The decision emphasized that causation challenges cannot be used to render a fee review application premature. If an insurer believes that a treatment is not related to a work injury, it must seek a utilization review rather than denying payment outright. This ruling mandates that insurers follow the correct procedural channels, and failure to do so could result in an obligation to pay the disputed bill plus any applicable interest.
Implications for Insurers: The Cass decision reinforces the need for insurers to pursue utilization reviews when challenging whether a treatment is related to the accepted injury. This ruling helps prevent insurers from using causation disputes as a tactic to delay or avoid payment. Insurers should be prepared to meet their burden in a utilization review, as failing to properly dispute treatment may lead to unfavorable outcomes.

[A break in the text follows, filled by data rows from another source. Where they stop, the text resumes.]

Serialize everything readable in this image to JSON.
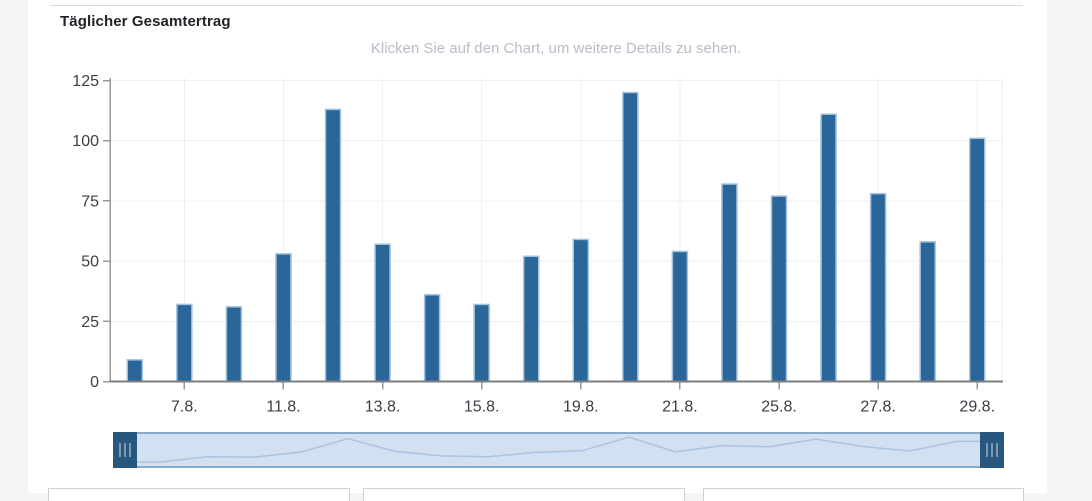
{
  "chart_data": {
    "type": "bar",
    "title": "Täglicher Gesamtertrag",
    "subtitle": "Klicken Sie auf den Chart, um weitere Details zu sehen.",
    "values": [
      9,
      32,
      31,
      53,
      113,
      57,
      36,
      32,
      52,
      59,
      120,
      54,
      82,
      77,
      111,
      78,
      58,
      101
    ],
    "x_tick_labels": [
      "7.8.",
      "11.8.",
      "13.8.",
      "15.8.",
      "19.8.",
      "21.8.",
      "25.8.",
      "27.8.",
      "29.8."
    ],
    "x_tick_bar_indices": [
      1,
      3,
      5,
      7,
      9,
      11,
      13,
      15,
      17
    ],
    "y_ticks": [
      0,
      25,
      50,
      75,
      100,
      125
    ],
    "ylim": [
      0,
      125
    ],
    "grid": true,
    "legend": "none",
    "colors": {
      "bar_fill": "#2a6699",
      "bar_border": "#a4c1dd",
      "grid_line": "#efeff2",
      "axis_y_line": "#9a9a9a",
      "axis_x_line": "#7d7d7d",
      "tick_mark": "#9a9a9a",
      "axis_label": "#3a3e44",
      "navigator_track": "#d2e1f1",
      "navigator_border": "#8aa8c7",
      "navigator_line": "#a9c4e2",
      "navigator_handle": "#27567f",
      "navigator_grip": "#8099b1"
    }
  }
}
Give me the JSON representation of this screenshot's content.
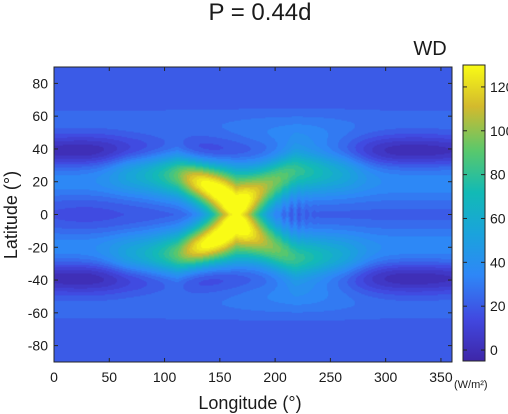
{
  "chart_data": {
    "type": "heatmap",
    "title": "P = 0.44d",
    "xlabel": "Longitude (°)",
    "ylabel": "Latitude (°)",
    "xlim": [
      0,
      360
    ],
    "ylim": [
      -90,
      90
    ],
    "xticks": [
      0,
      50,
      100,
      150,
      200,
      250,
      300,
      350
    ],
    "yticks": [
      80,
      60,
      40,
      20,
      0,
      -20,
      -40,
      -60,
      -80
    ],
    "colorbar": {
      "title": "WD",
      "unit": "(W/m²)",
      "range": [
        -5,
        130
      ],
      "ticks": [
        120,
        100,
        80,
        60,
        40,
        20,
        0
      ],
      "colormap": "parula"
    },
    "features": [
      {
        "description": "X-shaped band of high values",
        "lon_center": 165,
        "lat_center": 0
      },
      {
        "peak_value": 120,
        "lon": 165,
        "lat": 0
      },
      {
        "value": 95,
        "lon": 140,
        "lat": 22
      },
      {
        "value": 95,
        "lon": 140,
        "lat": -22
      },
      {
        "value": 5,
        "lon": 30,
        "lat": 38
      },
      {
        "value": 5,
        "lon": 30,
        "lat": -38
      },
      {
        "value": 5,
        "lon": 320,
        "lat": 40
      },
      {
        "value": 5,
        "lon": 320,
        "lat": -40
      }
    ]
  }
}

- Practical Considerations, Trauma, Time and Downcoding
Strict adherence to statutory rules and procedural requirements is crucial in the fee review process. For instance, insurers must comply with notice requirements when disputing billing codes or payment amounts. Non-compliance can result in losses during hearings. Similarly, trauma bills present unique challenges due to specific rules regarding payment for care provided in Level I or II trauma centers, which are often exempt from fee schedule caps.
To succeed in the fee review process, insurers must be mindful of strict time limitations: providers have 30 days from the notification of a disputed bill or 90 days from the original billing date to file a fee review application, and insurers have 30 days to make payment or respond to a bill. When insurers dispute billing through practices such as downcoding—changing the procedure code to a less costly one—they must provide a written explanation and base the decision on a review of the medical records. Providers must then be given an opportunity to challenge the downcoding. Failure to adhere to these rules can result in unfavorable decisions during hearings.
Strategic Decisions: While litigation is appropriate for some disputes, it could be more cost-effective to settle smaller bills. Insurers should consider factors such as the likelihood of recurring disputes, the frequency of similar treatments, and whether the care in question qualifies as medical treatment under the law. In some cases, strategic settlements may help control long-term costs more effectively than prolonged litigation.
Conclusion: Adapting to the Legal Landscape
The fee review process serves as an important tool for managing workers’ compensation costs, but it requires navigating evolving legal standards and procedural rules. By understanding these legal developments and implementing strategic approaches, insurers can better control costs and minimize exposure in the workers’ compensation system.